文化人類学コースの教育
異文化間の対話と相互理解をめざす
 近年、グローバル化の進展により異なる文化間の接触や衝突がますます増え、その結果、異文化間の対話や相互理解が、大きな課題として改めて浮上しています。文化人類学は、異文化との対話を通じて「人間とは何か」を問う学問です。「人間とは何か」という問いを追究する学問は文化人類学だけではありませんが、文化人類学の特徴は、グローバルな視点とローカルな視点を持ち合わせ、異文化の人々の声に耳を傾ける姿勢を重視しながら、あらゆる文化を研究対象とする点にあります。

グローバルな視点とローカルな視点
 文化人類学は、過去と現在における地球上の人間集団を対象とし、人間が創造してきたあらゆる文化の比較研究をすすめるグローバルな視点を持つ学問です。それと同時に、文化人類学は、個々の人間集団が築きあげてきた個別の文化の具体的なありようと、その背後にある文化固有の論理を、フィールドワークにもとづくデータを中心として明らかにしようとするローカルな視点を持ち合わせた、いわば「複眼的」な学問です。

異文化の人々の声に耳を傾ける
 文化人類学では、自ら「現場」におもむいて「現場」にどっぷりと浸るフィールドワークを通じて、異文化と対話し、異文化を理解しようとします。その中で抽象的な理論によって異文化の現実を切り取ることよりも、異文化の人々の声に耳を傾け、異文化の人々から学ぼうとする姿勢を重視しています。
 なお、文化人類学コースの教育・研究の詳細については、下記のホームページに掲載してありますので、ぜひご覧ください。http://www.hss.shizuoka.ac.jp/shakai/bunjin/


五感を研ぎ澄ましてフィールドに行こう
 ある社会の考え方が他の社会と同じわけではない、ということは、特に、最近のニュースの中で痛感されることです。私たちが暮らす日本からはるか遠く離れた場所で起こっている出来事ですら複雑な回路を経て私たちに結びついている現在、自分たちの「常識」が通じる範囲に閉じこもって生きていくことはすでに不可能になっています。また、「自分たちの社会」と思っている場所の中にも、自分たちとは異なる文化を持った人たちが暮らしているかもしれません。異文化を知ること、異文化と自文化との関係を考えること、人間の文化とは何か、人間とは何か考えることは、現在、ますます必要となっています。また、それらのことを学ぶとき、文化人類学では、これまでに書かれたものを分析するだけでなく、自分の体を異文化におくことで学ぶ姿勢を大切にします。
 文化人類学は、五感を働かせる学問です。文化人類学が重視するフィールドワークでは、聞く・触る・味わう・嗅ぐというすべての感覚が大切です。自分を丸ごとフィールドに投げ込んで、異なる文化の歴史や価値観、人々の生きざまを学び、人間の文化のもつ可能性について考えてみませんか。

忘れられないベトナムでの日々
 2010年9月から11ヶ月間、私はベトナムの中部にあるフエという町で、NGOの一員として活動してきました。
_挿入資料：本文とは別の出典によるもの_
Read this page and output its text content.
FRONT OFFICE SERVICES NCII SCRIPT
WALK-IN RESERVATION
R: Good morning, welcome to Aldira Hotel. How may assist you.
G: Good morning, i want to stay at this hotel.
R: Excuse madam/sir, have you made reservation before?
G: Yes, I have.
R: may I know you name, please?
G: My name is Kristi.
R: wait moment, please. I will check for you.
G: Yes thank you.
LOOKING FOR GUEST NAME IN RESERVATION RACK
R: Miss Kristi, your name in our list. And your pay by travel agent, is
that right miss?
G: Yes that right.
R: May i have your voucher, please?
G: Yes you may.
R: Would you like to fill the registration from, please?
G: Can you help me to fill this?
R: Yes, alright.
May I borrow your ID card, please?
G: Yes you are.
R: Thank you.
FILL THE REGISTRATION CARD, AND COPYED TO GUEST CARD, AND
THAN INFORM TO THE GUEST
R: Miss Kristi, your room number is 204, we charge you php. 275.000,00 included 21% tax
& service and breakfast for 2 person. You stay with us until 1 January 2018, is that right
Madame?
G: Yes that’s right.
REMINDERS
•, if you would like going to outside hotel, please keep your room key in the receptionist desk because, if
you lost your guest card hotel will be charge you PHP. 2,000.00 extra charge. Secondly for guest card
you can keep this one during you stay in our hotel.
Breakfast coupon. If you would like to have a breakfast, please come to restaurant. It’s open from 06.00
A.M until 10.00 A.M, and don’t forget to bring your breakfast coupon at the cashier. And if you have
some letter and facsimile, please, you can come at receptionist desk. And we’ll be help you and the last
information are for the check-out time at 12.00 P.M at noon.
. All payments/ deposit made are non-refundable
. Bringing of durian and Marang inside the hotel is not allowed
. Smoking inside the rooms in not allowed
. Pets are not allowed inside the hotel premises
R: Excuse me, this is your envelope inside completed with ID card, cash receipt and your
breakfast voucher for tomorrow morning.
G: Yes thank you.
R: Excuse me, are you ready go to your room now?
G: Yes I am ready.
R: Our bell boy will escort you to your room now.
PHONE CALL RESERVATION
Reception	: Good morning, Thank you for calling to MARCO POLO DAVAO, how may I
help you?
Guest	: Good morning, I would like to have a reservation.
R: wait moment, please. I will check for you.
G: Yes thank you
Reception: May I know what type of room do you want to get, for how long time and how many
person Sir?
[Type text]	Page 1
主な仕事は日本語教師で、約75人の生徒に会話や漢字の授業を行いました。その他にも、日本料理店の運営、地域の家庭調査、日本からのツアーへの同行等、様々な体験をさせて頂きました。実際にベトナムに住んでみると、衝撃的な事件が次から次へと多発し、日本との異世界さに困惑する毎日でした。生きること、ごく普通の生活をおくることさえ、簡単ではありませんでした。仕事面でも上手くいかなくて悩んだり、辛くて1ヶ月間毎日のように泣き続けたりしたときもありました。それでも逃げたくなくて、生徒の皆一人ひとりと正面から向き合い、皆で授業を築くんだという気持ちで日々がむしゃらに頑張っていました。過去を振り返ってみると、楽しかったことよりも大変だったことの方が多かったかもしれません。でも、今でもベトナムが大好きだし、機会があればまた訪れたいと思っています。ベトナムでの体験や人々との縁は私の一生の宝です。22、23歳をベトナムで過ごすことができて本当に良かったと思える、貴重で幸せな1年でした。